Angular velocity seems to reduce even with Damping at zero?

Post by instinkt »

I'm trying to simulate the pitching/rolling of a spaceship by using Entity.AngularMomentum += (some vec) which kind of works, but unless the momentum is sufficiently high, the angular velocity seems to fall back down again to zero. I would like to very slowly roll my ships around so I just constantly get a small amount of rotation and then it stops.

I've set the AngularDamping to zero and I've also tried scaling the LocalInertiaTensor but that basically just seems to have the effect of scaling the mass which is not the effect I am after.

I'm not sure what I'm missing here. Does the type of entity matter? I'm using a convex hull generated from a set of vertices in the model.

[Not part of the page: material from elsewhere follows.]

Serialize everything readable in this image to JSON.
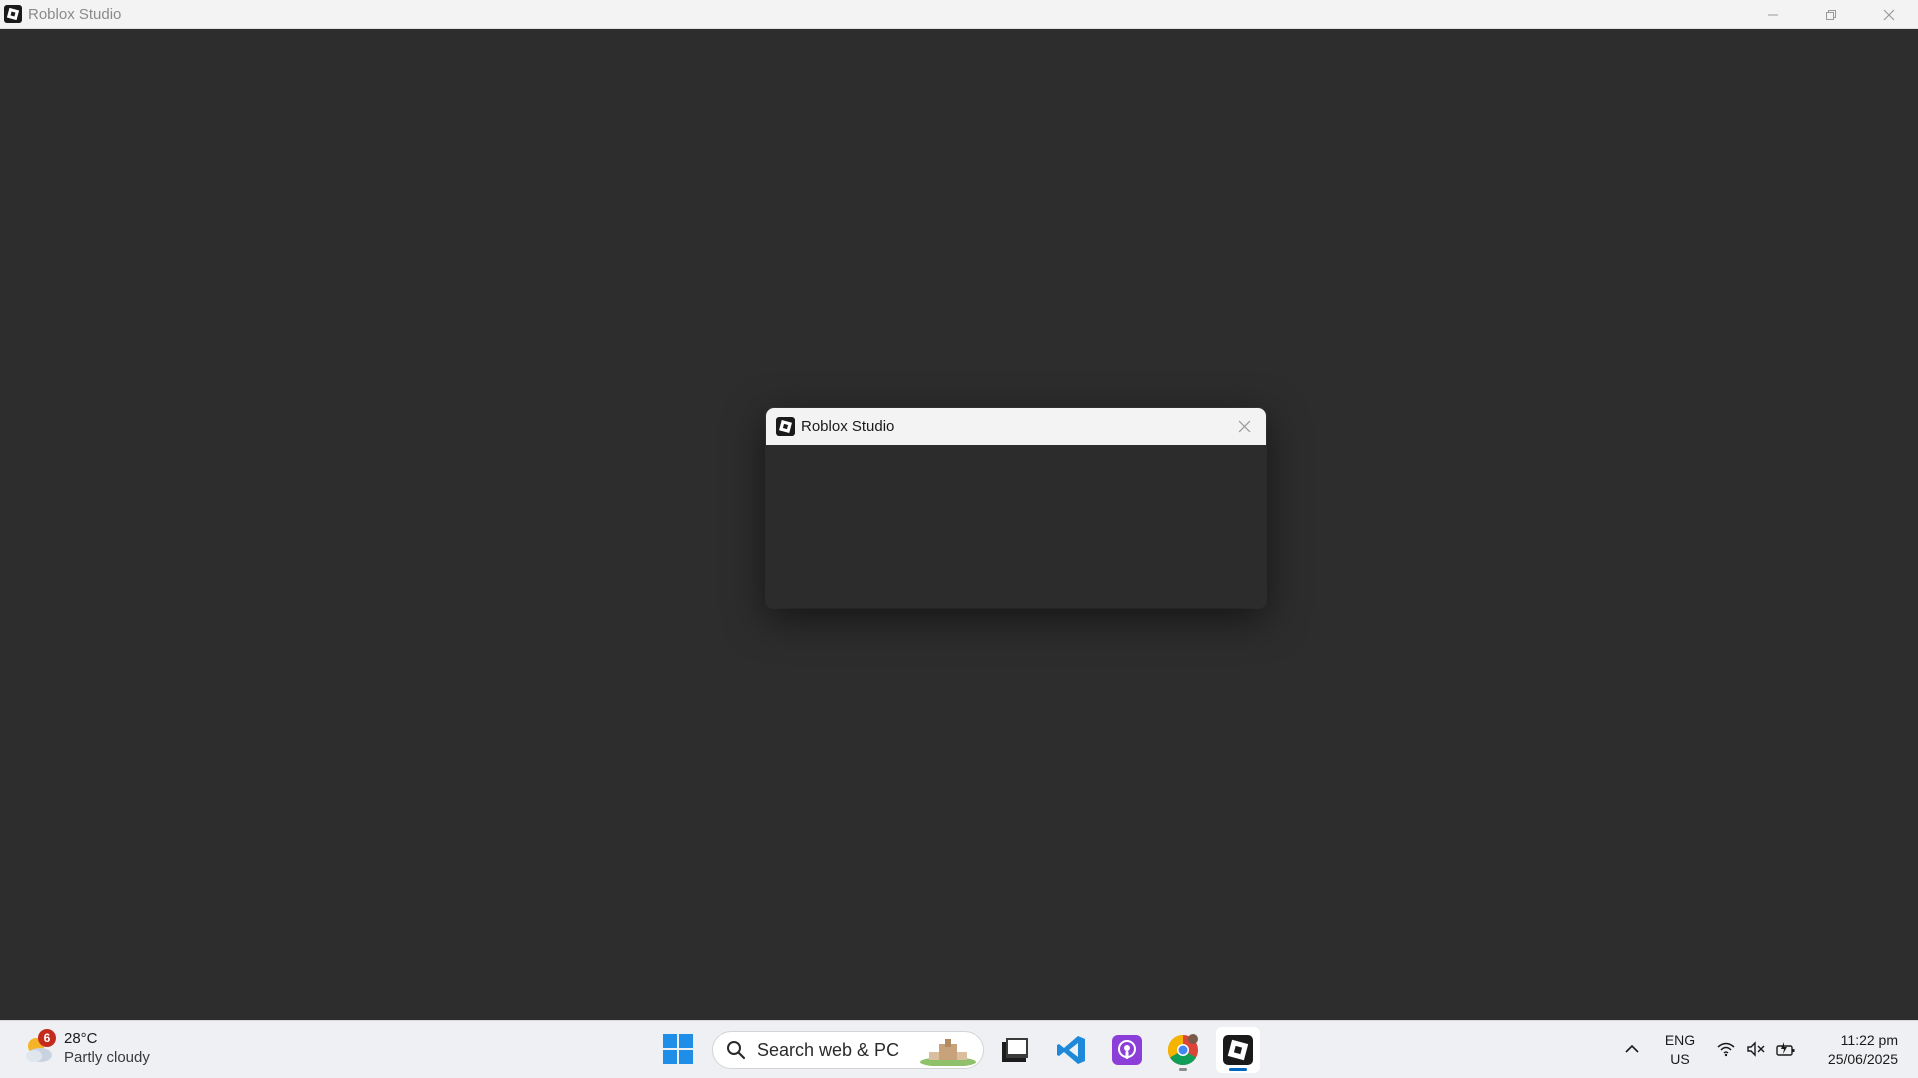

Any help would be appreciated. Thanks
instinkt
Posts: 2
Joined: Sun Mar 05, 2017 3:32 am

Re: Angular velocity seems to reduce even with Damping at zero?

Post by instinkt »

And soon after I post this I think I found the answer. Even with Damping at 0 there is a stabilization step that is happening that stops slow moving objects. Setting DeactivationManager's VelocityLowerLimit to 0 solved my issues. Although I'm not sure how safe that is? Also it seems like you might want to use different lower values for linear vs angular velocities?

For now I'll leave it at 0 or a very low value, because I plan on having very slow moving objects but any suggestions/better solutions would be appreciated.

Thanks again.
Norbo
Site Admin
Posts: 4929
Joined: Tue Jul 04, 2006 4:45 am

Re: Angular velocity seems to reduce even with Damping at zero?

Post by Norbo »

You can specifically turn off stabilization for the specific entity by setting entity.ActivityInformation.AllowStabilization to false or across the board by setting Space.DeactivationManager.UseStabilization to false. Doing this still allows objects to still go to sleep if their velocities are low enough, but they won't encounter the damping effect.

For space-ish games, the value of deactivation is a little questionable- it requires the object to be stationary in an absolute frame of reference which might not really exist in gameplay. You might want to disable both stabilization and deactivation (entity.ActivityInformation.IsAlwaysActive = true on top of disabling stabilization) just to stop the freeze effect which might look weird in the context of spaceships. Unless you've got many hundreds or thousands of such ships that tend to be stationary, performance probably won't suffer.